I'm having an issue searching the data in my database. I can search on individual keywords just fine, and I can search an "exact string" using quotes, but it doesn't work if I combine a keyword and an exact string. If i search for something like "apartment complex" burglar, I would expect it to narrow the results to only those with both "apartment complex" and "burglar" in them (like in a Google search), yet it gives me records with "apartment complex" OR "burglar" and expands the results.

The query it runs looks like this...

SELECT * FROM risks WHERE MATCH (description,taxstate,county,city) AGAINST ('"apartment complex" burglar')

What am I doing wrong?

Thank you!

Jim

    The double-quotes aren't meaningful to MySQL without the boolean modifier. I think what you want is a boolean-mode search.

    A valid expression for the results you want would be:

    SELECT * FROM risks WHERE MATCH (description,taxstate,county,city) 
    AGAINST ('"apartment complex" burglar' IN BOOLEAN MODE)

      Thanks for the quick reply. I'm inserting this via PHP and am using this statement which is a part of a larger search query statement:

      $q = $q . "MATCH (description,taxstate,county,city) AGAINST ('" . stripslashes (str_replace (""", "\"", ($_POST['search']))) . "') AND ";

      Do you have a recommendation on how to insert this via PHP in the format you recommend?

      Thanks!

        I see where you updated the post. I added the IN BOOLEAN MODE at the end and I'm getting the same result. Do you have any other tricks?

          It should work. Here's an excerpt from the manual:

          '"some words"'

          • Find rows that contain the exact phrase “some words” (for example, rows that contain “some words of wisdom” but not “some noise words&#8221😉. Note that the “"” characters that enclose the phrase are operator characters that delimit the phrase.
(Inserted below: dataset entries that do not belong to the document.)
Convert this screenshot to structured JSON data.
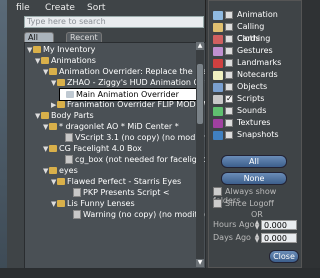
{
  "menu": {
    "file": "file",
    "create": "Create",
    "sort": "Sort"
  },
  "search": {
    "placeholder": "Type here to search"
  },
  "tabs": [
    {
      "label": "All Items"
    },
    {
      "label": "Recent Items"
    }
  ],
  "tree": [
    {
      "label": "My Inventory",
      "icon": "folder"
    },
    {
      "label": "Animations",
      "icon": "folder"
    },
    {
      "label": "Animation Overrider: Replace the Default Ani",
      "icon": "folder"
    },
    {
      "label": "ZHAO - Ziggy's HUD Animation Overrider",
      "icon": "folder"
    },
    {
      "label": "Main Animation Overrider",
      "icon": "anim"
    },
    {
      "label": "Franimation Overrider FLIP MOD - WAY",
      "icon": "folder"
    },
    {
      "label": "Body Parts",
      "icon": "folder"
    },
    {
      "label": "* dragonlet AO * MiD Center *",
      "icon": "folder"
    },
    {
      "label": "VScript 3.1 (no copy) (no modify)",
      "icon": "script"
    },
    {
      "label": "CG Facelight 4.0 Box",
      "icon": "folder"
    },
    {
      "label": "cg_box (not needed for facelight)",
      "icon": "script"
    },
    {
      "label": "eyes",
      "icon": "folder"
    },
    {
      "label": "Flawed Perfect - Starris Eyes",
      "icon": "folder"
    },
    {
      "label": "PKP Presents Script <",
      "icon": "script"
    },
    {
      "label": "Lis Funny Lenses",
      "icon": "folder"
    },
    {
      "label": "Warning (no copy) (no modify)",
      "icon": "script"
    }
  ],
  "filters": [
    {
      "label": "Animation",
      "checked": false,
      "color": "#8fb9e0"
    },
    {
      "label": "Calling Cards",
      "checked": false,
      "color": "#e0c070"
    },
    {
      "label": "Clothing",
      "checked": false,
      "color": "#d06060"
    },
    {
      "label": "Gestures",
      "checked": false,
      "color": "#c090d0"
    },
    {
      "label": "Landmarks",
      "checked": false,
      "color": "#d04040"
    },
    {
      "label": "Notecards",
      "checked": false,
      "color": "#f0f0c0"
    },
    {
      "label": "Objects",
      "checked": false,
      "color": "#7aa0d0"
    },
    {
      "label": "Scripts",
      "checked": true,
      "color": "#c8c8c8"
    },
    {
      "label": "Sounds",
      "checked": false,
      "color": "#60c070"
    },
    {
      "label": "Textures",
      "checked": false,
      "color": "#a040a0"
    },
    {
      "label": "Snapshots",
      "checked": false,
      "color": "#4080c0"
    }
  ],
  "buttons": {
    "all": "All",
    "none": "None",
    "close": "Close"
  },
  "options": {
    "always_show_folders": "Always show folders",
    "since_logoff": "Since Logoff",
    "or": "OR",
    "hours_ago": "Hours Ago",
    "days_ago": "Days Ago",
    "hours_value": "0.000",
    "days_value": "0.000"
  }
}
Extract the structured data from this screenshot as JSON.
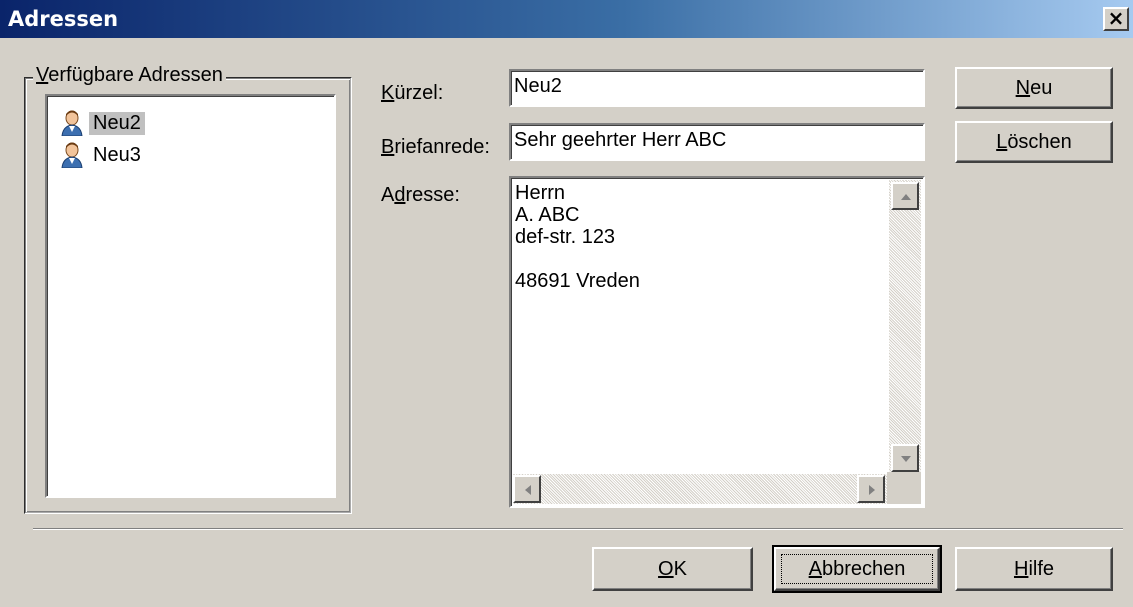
{
  "window": {
    "title": "Adressen",
    "close_label": "×"
  },
  "group": {
    "legend_first": "V",
    "legend_rest": "erfügbare Adressen"
  },
  "list": {
    "items": [
      {
        "label": "Neu2"
      },
      {
        "label": "Neu3"
      }
    ]
  },
  "fields": {
    "kuerzel": {
      "label_ul": "K",
      "label_rest": "ürzel:",
      "value": "Neu2"
    },
    "briefanrede": {
      "label_ul": "B",
      "label_rest": "riefanrede:",
      "value": "Sehr geehrter Herr ABC"
    },
    "adresse": {
      "label_pre": "A",
      "label_ul": "d",
      "label_rest": "resse:",
      "value": "Herrn\nA. ABC\ndef-str. 123\n\n48691 Vreden"
    }
  },
  "buttons": {
    "neu": {
      "ul": "N",
      "rest": "eu"
    },
    "loeschen": {
      "ul": "L",
      "rest": "öschen"
    },
    "ok": {
      "ul": "O",
      "rest": "K"
    },
    "abbrechen": {
      "ul": "A",
      "rest": "bbrechen"
    },
    "hilfe": {
      "ul": "H",
      "rest": "ilfe"
    }
  },
  "colors": {
    "title_start": "#0a246a",
    "title_end": "#a6caf0",
    "dialog_bg": "#d4d0c8"
  }
}
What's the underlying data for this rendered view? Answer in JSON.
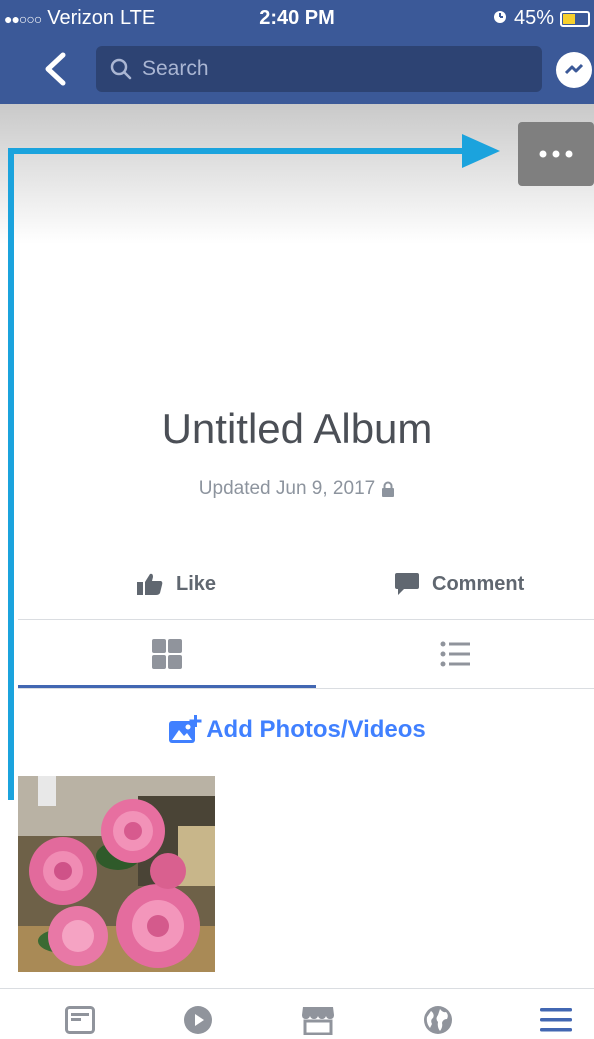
{
  "status_bar": {
    "signal": "●●○○○",
    "carrier": "Verizon",
    "network": "LTE",
    "time": "2:40 PM",
    "battery": "45%",
    "battery_level": 0.45
  },
  "nav": {
    "search_placeholder": "Search"
  },
  "album": {
    "title": "Untitled Album",
    "updated": "Updated Jun 9, 2017"
  },
  "actions": {
    "like_label": "Like",
    "comment_label": "Comment"
  },
  "add_photos_label": "Add Photos/Videos",
  "colors": {
    "nav_blue": "#3b5998",
    "annotation_arrow": "#1ba3dd",
    "link_blue": "#4080ff"
  },
  "bottom_bar": {
    "items": [
      "news-feed-icon",
      "video-icon",
      "marketplace-icon",
      "notifications-globe-icon",
      "menu-icon"
    ]
  }
}
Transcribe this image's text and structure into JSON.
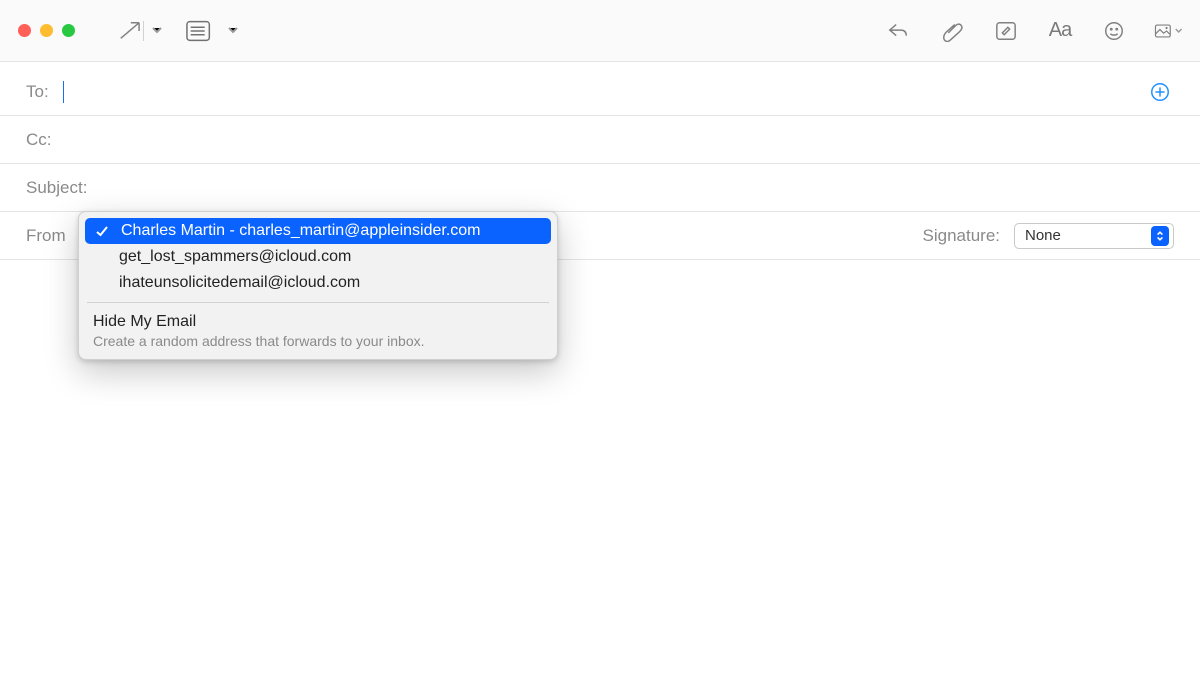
{
  "toolbar": {
    "icons": {
      "send": "send-icon",
      "list": "header-fields-icon",
      "reply": "reply-icon",
      "attach": "paperclip-icon",
      "markup": "markup-icon",
      "font": "font-format-icon",
      "emoji": "emoji-icon",
      "media": "media-browser-icon"
    },
    "font_label": "Aa"
  },
  "fields": {
    "to": {
      "label": "To:",
      "value": ""
    },
    "cc": {
      "label": "Cc:",
      "value": ""
    },
    "subject": {
      "label": "Subject:",
      "value": ""
    },
    "from": {
      "label": "From"
    }
  },
  "signature": {
    "label": "Signature:",
    "value": "None"
  },
  "from_dropdown": {
    "options": [
      {
        "label": "Charles Martin - charles_martin@appleinsider.com",
        "selected": true
      },
      {
        "label": "get_lost_spammers@icloud.com",
        "selected": false
      },
      {
        "label": "ihateunsolicitedemail@icloud.com",
        "selected": false
      }
    ],
    "hide_my_email": {
      "title": "Hide My Email",
      "subtitle": "Create a random address that forwards to your inbox."
    }
  },
  "colors": {
    "accent": "#0a63ff",
    "label_grey": "#8a8a8a"
  }
}
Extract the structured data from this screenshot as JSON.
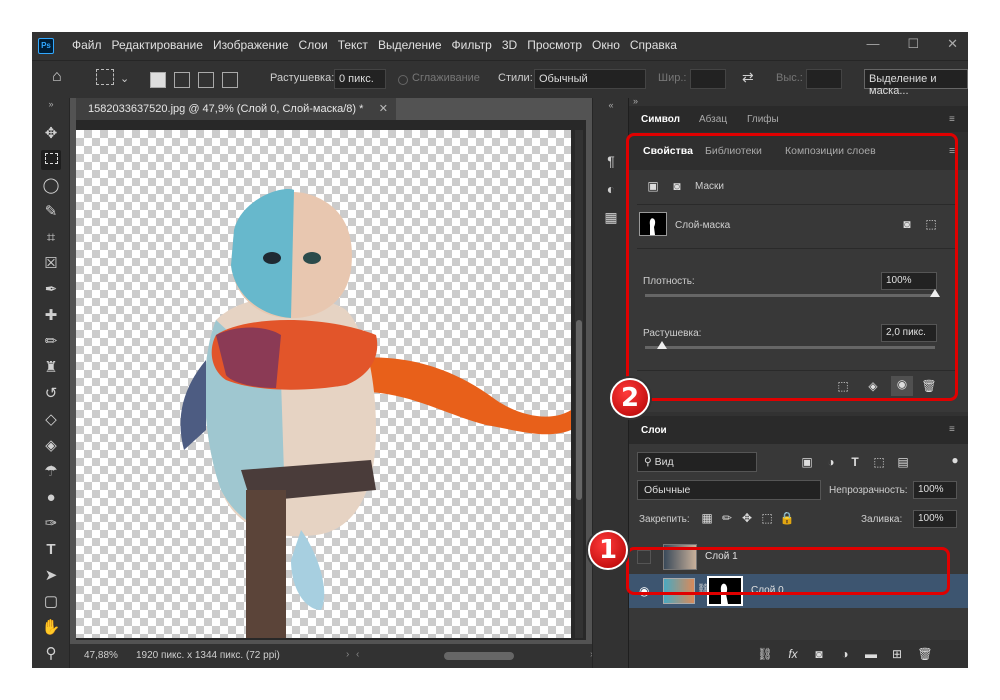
{
  "app": {
    "logo": "Ps"
  },
  "menu": [
    "Файл",
    "Редактирование",
    "Изображение",
    "Слои",
    "Текст",
    "Выделение",
    "Фильтр",
    "3D",
    "Просмотр",
    "Окно",
    "Справка"
  ],
  "window_controls": [
    "—",
    "☐",
    "✕"
  ],
  "options": {
    "feather_label": "Растушевка:",
    "feather_value": "0 пикс.",
    "antialias_label": "Сглаживание",
    "style_label": "Стили:",
    "style_value": "Обычный",
    "width_label": "Шир.:",
    "height_label": "Выс.:",
    "select_mask_button": "Выделение и маска..."
  },
  "document": {
    "tab_title": "1582033637520.jpg @ 47,9% (Слой 0, Слой-маска/8) *",
    "zoom": "47,88%",
    "info": "1920 пикс. x 1344 пикс. (72 ppi)"
  },
  "top_tabs": [
    "Символ",
    "Абзац",
    "Глифы"
  ],
  "properties": {
    "tabs": [
      "Свойства",
      "Библиотеки",
      "Композиции слоев"
    ],
    "section": "Маски",
    "mask_name": "Слой-маска",
    "density_label": "Плотность:",
    "density_value": "100%",
    "density_level": 1.0,
    "feather_label": "Растушевка:",
    "feather_value": "2,0 пикс.",
    "feather_level": 0.06
  },
  "layers": {
    "panel_title": "Слои",
    "filter_kind": "Вид",
    "blend_mode": "Обычные",
    "opacity_label": "Непрозрачность:",
    "opacity_value": "100%",
    "lock_label": "Закрепить:",
    "fill_label": "Заливка:",
    "fill_value": "100%",
    "items": [
      {
        "name": "Слой 1",
        "visible": false
      },
      {
        "name": "Слой 0",
        "visible": true
      }
    ]
  },
  "callouts": [
    "1",
    "2"
  ],
  "colors": {
    "highlight": "#e00000",
    "panel": "#383838",
    "selected_layer": "#3d5570"
  }
}
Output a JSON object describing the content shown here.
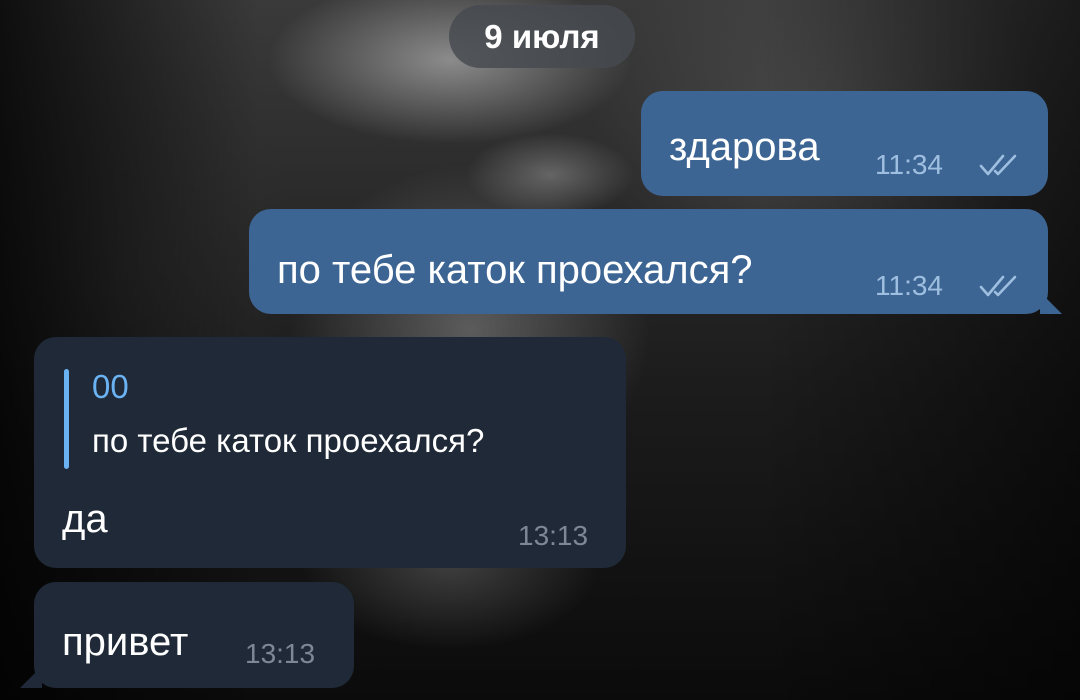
{
  "chat": {
    "date_label": "9 июля",
    "messages": [
      {
        "text": "здарова",
        "time": "11:34",
        "status": "read-double-check-icon"
      },
      {
        "text": "по тебе каток проехался?",
        "time": "11:34",
        "status": "read-double-check-icon"
      },
      {
        "reply": {
          "name": "00",
          "text": "по тебе каток проехался?"
        },
        "text": "да",
        "time": "13:13"
      },
      {
        "text": "привет",
        "time": "13:13"
      }
    ]
  },
  "colors": {
    "outgoing_bubble": "#3d6593",
    "incoming_bubble": "#1f2937",
    "reply_accent": "#6ab2f2",
    "date_pill": "#464a50"
  }
}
They are not the quotes that enclose the search string itself.

          Could you print the resulting query and copy it here, please? (Just to confirm the actual syntax.)

            Certainly. I really appreciate all of your help! Here is the query:

            SELECT * FROM risks WHERE MATCH (description,taxstate,county,city) AGAINST ('"apartment complex" gainesville' IN BOOLEAN MODE) ORDER BY effective ASC

            This query finds results that have either the phrase "apartment complex" OR the word gainesville. It does not do what it like it to do which is to just show records with both "apartment complex" AND gainesville.

            Thanks again!

            Jim

              You need to add a plus sign to do a logical AND - otherwise a result just gains a higher relevancy if it contains "gainesville". Somewhere in the manual pages it explains how to order by relevancy, if you are interested.

              SELECT * FROM risks WHERE MATCH (description,taxstate,county,city)
                AGAINST ('"apartment complex" +gainesville' IN BOOLEAN MODE)
                ORDER BY effective ASC

                Thanks for your help! It's probably the relevancy that I need to understand better.